In Proceedings of the 22nd international symposium on High-performance parallel and distributed computing (HPDC ’13). ACM, New York, NY, USA, 215-226.
It is remarkably easy to offload processing to Intel’s newest manycore coprocessor, the Xeon Phi: it supports a popular ISA (x86-based), a popular OS (Linux) and a popular programming model (OpenMP). Easy portability is attracting programmer efforts to achieve high performance for many applications. But Linux makes it easy for different users to share the Xeon Phi coprocessor, and multiprocessing inefficiencies can easily offset gains made by individual programmers. Our experiments on a production, high-performance Xeon server with multiple Xeon Phi coprocessors show that coprocessor multiprocessing not only slows down the processes but also introduces unreliability (some processes crash unexpectedly).

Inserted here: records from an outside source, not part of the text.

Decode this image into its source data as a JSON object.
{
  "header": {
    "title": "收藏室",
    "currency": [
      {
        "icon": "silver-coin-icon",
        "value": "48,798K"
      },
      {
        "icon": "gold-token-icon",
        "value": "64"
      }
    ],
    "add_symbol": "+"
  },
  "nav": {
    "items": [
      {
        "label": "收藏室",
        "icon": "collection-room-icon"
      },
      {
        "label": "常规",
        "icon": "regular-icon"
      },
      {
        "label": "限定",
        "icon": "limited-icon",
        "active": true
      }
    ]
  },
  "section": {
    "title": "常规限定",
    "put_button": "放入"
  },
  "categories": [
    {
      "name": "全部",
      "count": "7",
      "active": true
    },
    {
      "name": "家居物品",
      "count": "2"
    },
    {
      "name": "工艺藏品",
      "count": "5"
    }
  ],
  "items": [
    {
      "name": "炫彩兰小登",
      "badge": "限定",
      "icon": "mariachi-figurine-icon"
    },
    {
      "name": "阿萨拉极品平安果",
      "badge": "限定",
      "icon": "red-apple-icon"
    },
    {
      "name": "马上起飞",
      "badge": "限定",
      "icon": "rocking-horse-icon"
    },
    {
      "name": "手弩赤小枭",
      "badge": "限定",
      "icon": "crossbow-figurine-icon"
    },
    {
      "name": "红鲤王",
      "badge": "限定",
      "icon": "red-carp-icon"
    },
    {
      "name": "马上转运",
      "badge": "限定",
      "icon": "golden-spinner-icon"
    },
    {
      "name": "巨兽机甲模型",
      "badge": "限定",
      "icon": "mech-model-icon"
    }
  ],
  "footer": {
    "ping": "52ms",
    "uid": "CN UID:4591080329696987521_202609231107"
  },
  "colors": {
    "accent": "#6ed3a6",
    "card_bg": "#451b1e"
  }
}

We propose a new, user-level middleware called COSMIC that improves performance and reliability of multiprocessing on coprocessors like the Xeon Phi. COSMIC seamlessly fits in the existing Xeon Phi software stack and is transparent to programmers. It manages Xeon Phi processes that execute parallel regions offloaded to the coprocessors. Offloads typically have programmer-driven performance directives like thread and affinity requirements. COSMIC does fair scheduling of both processes and offloads, and takes into account conflicting requirements of offloads belonging to different processes. By doing so, it has two benefits. First, it improves multiprocessing performance by preventing thread and memory oversubscription, by avoiding inter-offload interference and by reducing load imbalance on coprocessors and cores. Second, it increases multiprocessing reliability by exploiting programmer-specified per-process coprocessor memory requirements to completely avoid memory oversubscription and crashes. Our experiments on several representative Xeon Phi workloads show that, in a multiprocessing environment, COSMIC improves average core utilization by up to 3 times, reduces make-span by up to 52%, reduces average process latency (turn-around-time) by 70%, and completely eliminates process crashes.